David fue contundente:
– No lo tiene, es verdad. Al principio no me di cuenta. Ahora lo sé. A pesar de todo, continuaré haciendo lo mismo hasta el final.
¿El final?: tampoco esta palabra, pensó Víctor, tenía mucho sentido. Para que lo tuviera hubiera sido imprescindible averiguar a qué debía ponerse fin y dónde estaba el comienzo de aquello que alguna vez finalizaría. Pasó por su mente la imagen de una infinita sucesión de muñecas rusas conteniendo, cada una de ellas, a las demás. A él, que en el reparto había adoptado el carácter del observador, le resultaba ya completamente imposible desbrozar en qué momento de esta sucesión se encontraba.
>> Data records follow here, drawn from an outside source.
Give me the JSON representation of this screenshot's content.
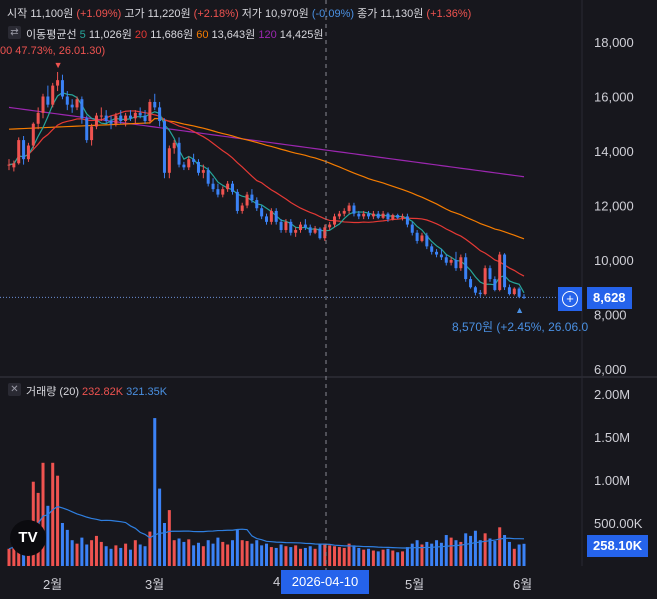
{
  "ohlc_legend": {
    "open_label": "시작",
    "open": "11,100원",
    "open_chg": "(+1.09%)",
    "high_label": "고가",
    "high": "11,220원",
    "high_chg": "(+2.18%)",
    "low_label": "저가",
    "low": "10,970원",
    "low_chg": "(-0.09%)",
    "close_label": "종가",
    "close": "11,130원",
    "close_chg": "(+1.36%)"
  },
  "ma_legend": {
    "title": "이동평균선",
    "p5": "5",
    "v5": "11,026원",
    "p20": "20",
    "v20": "11,686원",
    "p60": "60",
    "v60": "13,643원",
    "p120": "120",
    "v120": "14,425원"
  },
  "volume_legend": {
    "title": "거래량 (20)",
    "v1": "232.82K",
    "v2": "321.35K"
  },
  "annotations": {
    "high_mark": "00 47.73%, 26.01.30)",
    "low_mark": "8,570원 (+2.45%, 26.06.0"
  },
  "price_tag": "8,628",
  "volume_tag": "258.10K",
  "crosshair_date": "2026-04-10",
  "logo_text": "TV",
  "colors": {
    "up": "#ef5350",
    "down": "#3b82f6",
    "ma5": "#26a69a",
    "ma20": "#e53935",
    "ma60": "#f57c00",
    "ma120": "#9c27b0",
    "vol_ma": "#2f7fe0",
    "tag": "#2563eb"
  },
  "chart_data": {
    "type": "candlestick",
    "price_axis": {
      "ticks": [
        "18,000",
        "16,000",
        "14,000",
        "12,000",
        "10,000",
        "8,000",
        "6,000"
      ],
      "tick_values": [
        18000,
        16000,
        14000,
        12000,
        10000,
        8000,
        6000
      ],
      "range": [
        6000,
        18800
      ]
    },
    "volume_axis": {
      "ticks": [
        "2.00M",
        "1.50M",
        "1.00M",
        "500.00K"
      ],
      "tick_values": [
        2000000,
        1500000,
        1000000,
        500000
      ],
      "range": [
        0,
        2050000
      ]
    },
    "x_axis": {
      "labels": [
        "2월",
        "3월",
        "4",
        "5월",
        "6월"
      ]
    },
    "last_price": 8628,
    "candles": [
      {
        "o": 13500,
        "h": 13700,
        "l": 13300,
        "c": 13500,
        "v": 200000
      },
      {
        "o": 13400,
        "h": 13650,
        "l": 13250,
        "c": 13550,
        "v": 240000
      },
      {
        "o": 13550,
        "h": 14500,
        "l": 13500,
        "c": 14400,
        "v": 380000
      },
      {
        "o": 14400,
        "h": 14550,
        "l": 13500,
        "c": 13700,
        "v": 350000
      },
      {
        "o": 13700,
        "h": 14300,
        "l": 13600,
        "c": 14200,
        "v": 450000
      },
      {
        "o": 14200,
        "h": 15050,
        "l": 14100,
        "c": 15000,
        "v": 980000
      },
      {
        "o": 15000,
        "h": 15600,
        "l": 14800,
        "c": 15400,
        "v": 850000
      },
      {
        "o": 15400,
        "h": 16100,
        "l": 15200,
        "c": 16000,
        "v": 1200000
      },
      {
        "o": 16000,
        "h": 16400,
        "l": 15600,
        "c": 15700,
        "v": 700000
      },
      {
        "o": 15700,
        "h": 16500,
        "l": 15600,
        "c": 16400,
        "v": 1200000
      },
      {
        "o": 16400,
        "h": 16900,
        "l": 16200,
        "c": 16600,
        "v": 1050000
      },
      {
        "o": 16600,
        "h": 16800,
        "l": 15900,
        "c": 16000,
        "v": 500000
      },
      {
        "o": 16000,
        "h": 16200,
        "l": 15500,
        "c": 15700,
        "v": 420000
      },
      {
        "o": 15700,
        "h": 15900,
        "l": 15400,
        "c": 15600,
        "v": 300000
      },
      {
        "o": 15600,
        "h": 16000,
        "l": 15500,
        "c": 15900,
        "v": 260000
      },
      {
        "o": 15900,
        "h": 16000,
        "l": 15000,
        "c": 15200,
        "v": 330000
      },
      {
        "o": 15200,
        "h": 15300,
        "l": 14300,
        "c": 14400,
        "v": 250000
      },
      {
        "o": 14400,
        "h": 15000,
        "l": 14200,
        "c": 14900,
        "v": 300000
      },
      {
        "o": 14900,
        "h": 15400,
        "l": 14800,
        "c": 15300,
        "v": 350000
      },
      {
        "o": 15300,
        "h": 15600,
        "l": 15100,
        "c": 15300,
        "v": 280000
      },
      {
        "o": 15300,
        "h": 15500,
        "l": 15000,
        "c": 15100,
        "v": 230000
      },
      {
        "o": 15100,
        "h": 15300,
        "l": 14800,
        "c": 15000,
        "v": 200000
      },
      {
        "o": 15000,
        "h": 15400,
        "l": 14900,
        "c": 15300,
        "v": 240000
      },
      {
        "o": 15300,
        "h": 15500,
        "l": 15000,
        "c": 15100,
        "v": 210000
      },
      {
        "o": 15100,
        "h": 15400,
        "l": 14900,
        "c": 15300,
        "v": 260000
      },
      {
        "o": 15300,
        "h": 15500,
        "l": 15100,
        "c": 15200,
        "v": 190000
      },
      {
        "o": 15200,
        "h": 15500,
        "l": 15000,
        "c": 15400,
        "v": 300000
      },
      {
        "o": 15400,
        "h": 15600,
        "l": 15200,
        "c": 15300,
        "v": 250000
      },
      {
        "o": 15300,
        "h": 15500,
        "l": 15000,
        "c": 15100,
        "v": 230000
      },
      {
        "o": 15100,
        "h": 15900,
        "l": 15000,
        "c": 15800,
        "v": 400000
      },
      {
        "o": 15800,
        "h": 16100,
        "l": 15500,
        "c": 15600,
        "v": 1720000
      },
      {
        "o": 15600,
        "h": 15800,
        "l": 14900,
        "c": 15100,
        "v": 900000
      },
      {
        "o": 15100,
        "h": 15200,
        "l": 13000,
        "c": 13200,
        "v": 500000
      },
      {
        "o": 13200,
        "h": 14200,
        "l": 13000,
        "c": 14100,
        "v": 650000
      },
      {
        "o": 14100,
        "h": 14400,
        "l": 13900,
        "c": 14300,
        "v": 300000
      },
      {
        "o": 14300,
        "h": 14500,
        "l": 13400,
        "c": 13500,
        "v": 320000
      },
      {
        "o": 13500,
        "h": 13600,
        "l": 13300,
        "c": 13400,
        "v": 280000
      },
      {
        "o": 13400,
        "h": 13800,
        "l": 13300,
        "c": 13700,
        "v": 310000
      },
      {
        "o": 13700,
        "h": 13900,
        "l": 13500,
        "c": 13600,
        "v": 240000
      },
      {
        "o": 13600,
        "h": 13700,
        "l": 13100,
        "c": 13200,
        "v": 270000
      },
      {
        "o": 13200,
        "h": 13500,
        "l": 13000,
        "c": 13300,
        "v": 230000
      },
      {
        "o": 13300,
        "h": 13400,
        "l": 12700,
        "c": 12800,
        "v": 300000
      },
      {
        "o": 12800,
        "h": 13000,
        "l": 12500,
        "c": 12600,
        "v": 260000
      },
      {
        "o": 12600,
        "h": 12800,
        "l": 12300,
        "c": 12400,
        "v": 330000
      },
      {
        "o": 12400,
        "h": 12700,
        "l": 12300,
        "c": 12600,
        "v": 280000
      },
      {
        "o": 12600,
        "h": 12900,
        "l": 12500,
        "c": 12800,
        "v": 250000
      },
      {
        "o": 12800,
        "h": 12900,
        "l": 12400,
        "c": 12500,
        "v": 300000
      },
      {
        "o": 12500,
        "h": 12600,
        "l": 11700,
        "c": 11800,
        "v": 420000
      },
      {
        "o": 11800,
        "h": 12100,
        "l": 11700,
        "c": 12000,
        "v": 300000
      },
      {
        "o": 12000,
        "h": 12500,
        "l": 11900,
        "c": 12400,
        "v": 290000
      },
      {
        "o": 12400,
        "h": 12600,
        "l": 12100,
        "c": 12200,
        "v": 260000
      },
      {
        "o": 12200,
        "h": 12300,
        "l": 11800,
        "c": 11900,
        "v": 300000
      },
      {
        "o": 11900,
        "h": 12000,
        "l": 11500,
        "c": 11600,
        "v": 240000
      },
      {
        "o": 11600,
        "h": 11700,
        "l": 11300,
        "c": 11400,
        "v": 260000
      },
      {
        "o": 11400,
        "h": 11900,
        "l": 11300,
        "c": 11800,
        "v": 220000
      },
      {
        "o": 11800,
        "h": 11900,
        "l": 11300,
        "c": 11400,
        "v": 210000
      },
      {
        "o": 11400,
        "h": 11500,
        "l": 11000,
        "c": 11100,
        "v": 250000
      },
      {
        "o": 11100,
        "h": 11500,
        "l": 11000,
        "c": 11400,
        "v": 230000
      },
      {
        "o": 11400,
        "h": 11500,
        "l": 10900,
        "c": 11000,
        "v": 220000
      },
      {
        "o": 11000,
        "h": 11200,
        "l": 10850,
        "c": 11100,
        "v": 240000
      },
      {
        "o": 11100,
        "h": 11400,
        "l": 11000,
        "c": 11300,
        "v": 200000
      },
      {
        "o": 11300,
        "h": 11500,
        "l": 11100,
        "c": 11200,
        "v": 210000
      },
      {
        "o": 11200,
        "h": 11300,
        "l": 10900,
        "c": 11000,
        "v": 230000
      },
      {
        "o": 11000,
        "h": 11250,
        "l": 10950,
        "c": 11150,
        "v": 200000
      },
      {
        "o": 11150,
        "h": 11200,
        "l": 10750,
        "c": 10800,
        "v": 250000
      },
      {
        "o": 10800,
        "h": 11300,
        "l": 10700,
        "c": 11200,
        "v": 260000
      },
      {
        "o": 11200,
        "h": 11400,
        "l": 11100,
        "c": 11300,
        "v": 240000
      },
      {
        "o": 11300,
        "h": 11700,
        "l": 11200,
        "c": 11600,
        "v": 230000
      },
      {
        "o": 11600,
        "h": 11800,
        "l": 11500,
        "c": 11700,
        "v": 220000
      },
      {
        "o": 11700,
        "h": 11900,
        "l": 11600,
        "c": 11800,
        "v": 210000
      },
      {
        "o": 11800,
        "h": 12100,
        "l": 11700,
        "c": 12000,
        "v": 260000
      },
      {
        "o": 12000,
        "h": 12100,
        "l": 11600,
        "c": 11700,
        "v": 240000
      },
      {
        "o": 11700,
        "h": 11800,
        "l": 11500,
        "c": 11600,
        "v": 210000
      },
      {
        "o": 11600,
        "h": 11800,
        "l": 11500,
        "c": 11700,
        "v": 190000
      },
      {
        "o": 11700,
        "h": 11800,
        "l": 11500,
        "c": 11600,
        "v": 200000
      },
      {
        "o": 11600,
        "h": 11800,
        "l": 11500,
        "c": 11700,
        "v": 180000
      },
      {
        "o": 11700,
        "h": 11800,
        "l": 11500,
        "c": 11550,
        "v": 170000
      },
      {
        "o": 11550,
        "h": 11800,
        "l": 11500,
        "c": 11700,
        "v": 190000
      },
      {
        "o": 11700,
        "h": 11750,
        "l": 11400,
        "c": 11500,
        "v": 200000
      },
      {
        "o": 11500,
        "h": 11700,
        "l": 11450,
        "c": 11650,
        "v": 180000
      },
      {
        "o": 11650,
        "h": 11700,
        "l": 11500,
        "c": 11550,
        "v": 160000
      },
      {
        "o": 11550,
        "h": 11700,
        "l": 11450,
        "c": 11600,
        "v": 170000
      },
      {
        "o": 11600,
        "h": 11700,
        "l": 11200,
        "c": 11300,
        "v": 220000
      },
      {
        "o": 11300,
        "h": 11400,
        "l": 10900,
        "c": 11000,
        "v": 260000
      },
      {
        "o": 11000,
        "h": 11100,
        "l": 10600,
        "c": 10700,
        "v": 300000
      },
      {
        "o": 10700,
        "h": 11000,
        "l": 10650,
        "c": 10900,
        "v": 250000
      },
      {
        "o": 10900,
        "h": 11000,
        "l": 10400,
        "c": 10500,
        "v": 280000
      },
      {
        "o": 10500,
        "h": 10600,
        "l": 10200,
        "c": 10300,
        "v": 260000
      },
      {
        "o": 10300,
        "h": 10400,
        "l": 10100,
        "c": 10200,
        "v": 300000
      },
      {
        "o": 10200,
        "h": 10400,
        "l": 10000,
        "c": 10100,
        "v": 270000
      },
      {
        "o": 10100,
        "h": 10200,
        "l": 9800,
        "c": 9900,
        "v": 360000
      },
      {
        "o": 9900,
        "h": 10100,
        "l": 9800,
        "c": 10000,
        "v": 330000
      },
      {
        "o": 10000,
        "h": 10300,
        "l": 9600,
        "c": 9700,
        "v": 300000
      },
      {
        "o": 9700,
        "h": 10200,
        "l": 9600,
        "c": 10100,
        "v": 280000
      },
      {
        "o": 10100,
        "h": 10250,
        "l": 9200,
        "c": 9300,
        "v": 380000
      },
      {
        "o": 9300,
        "h": 9400,
        "l": 8950,
        "c": 9000,
        "v": 350000
      },
      {
        "o": 9000,
        "h": 9050,
        "l": 8700,
        "c": 8800,
        "v": 410000
      },
      {
        "o": 8800,
        "h": 8900,
        "l": 8650,
        "c": 8750,
        "v": 300000
      },
      {
        "o": 8750,
        "h": 9800,
        "l": 8700,
        "c": 9700,
        "v": 380000
      },
      {
        "o": 9700,
        "h": 9800,
        "l": 9200,
        "c": 9300,
        "v": 320000
      },
      {
        "o": 9300,
        "h": 9400,
        "l": 8850,
        "c": 8900,
        "v": 290000
      },
      {
        "o": 8900,
        "h": 10300,
        "l": 8850,
        "c": 10200,
        "v": 450000
      },
      {
        "o": 10200,
        "h": 10250,
        "l": 8900,
        "c": 9000,
        "v": 360000
      },
      {
        "o": 9000,
        "h": 9100,
        "l": 8700,
        "c": 8750,
        "v": 280000
      },
      {
        "o": 8750,
        "h": 9000,
        "l": 8700,
        "c": 8950,
        "v": 200000
      },
      {
        "o": 8950,
        "h": 9000,
        "l": 8600,
        "c": 8650,
        "v": 250000
      },
      {
        "o": 8650,
        "h": 8750,
        "l": 8570,
        "c": 8628,
        "v": 258100
      }
    ]
  }
}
Su percepción del tiempo estaba embotada: era incapaz de decidir cuál era la primera muñeca y cuál la última.
Pero no añadió ningún comentario a la afirmación de David. A la vuelta fue Víctor quien se hizo cargo de los remos. La corriente había arrastrado la barca hacia la orilla y el camino de retorno fue más rápido de lo que había sido la ida. Cuando llegaron al muelle el barquero persistía en su asiento del amarradero. Puesto que las gaviotas habían desaparecido, ahora se entretenía recortando un madero con una navaja. Pasaron por su lado sin que el barquero levantara la vista. Únicamente después de recorrer unos pasos oyeron una voz ronca que les gritaba:
– Vuelvan cuando quieran. Son mis únicos clientes.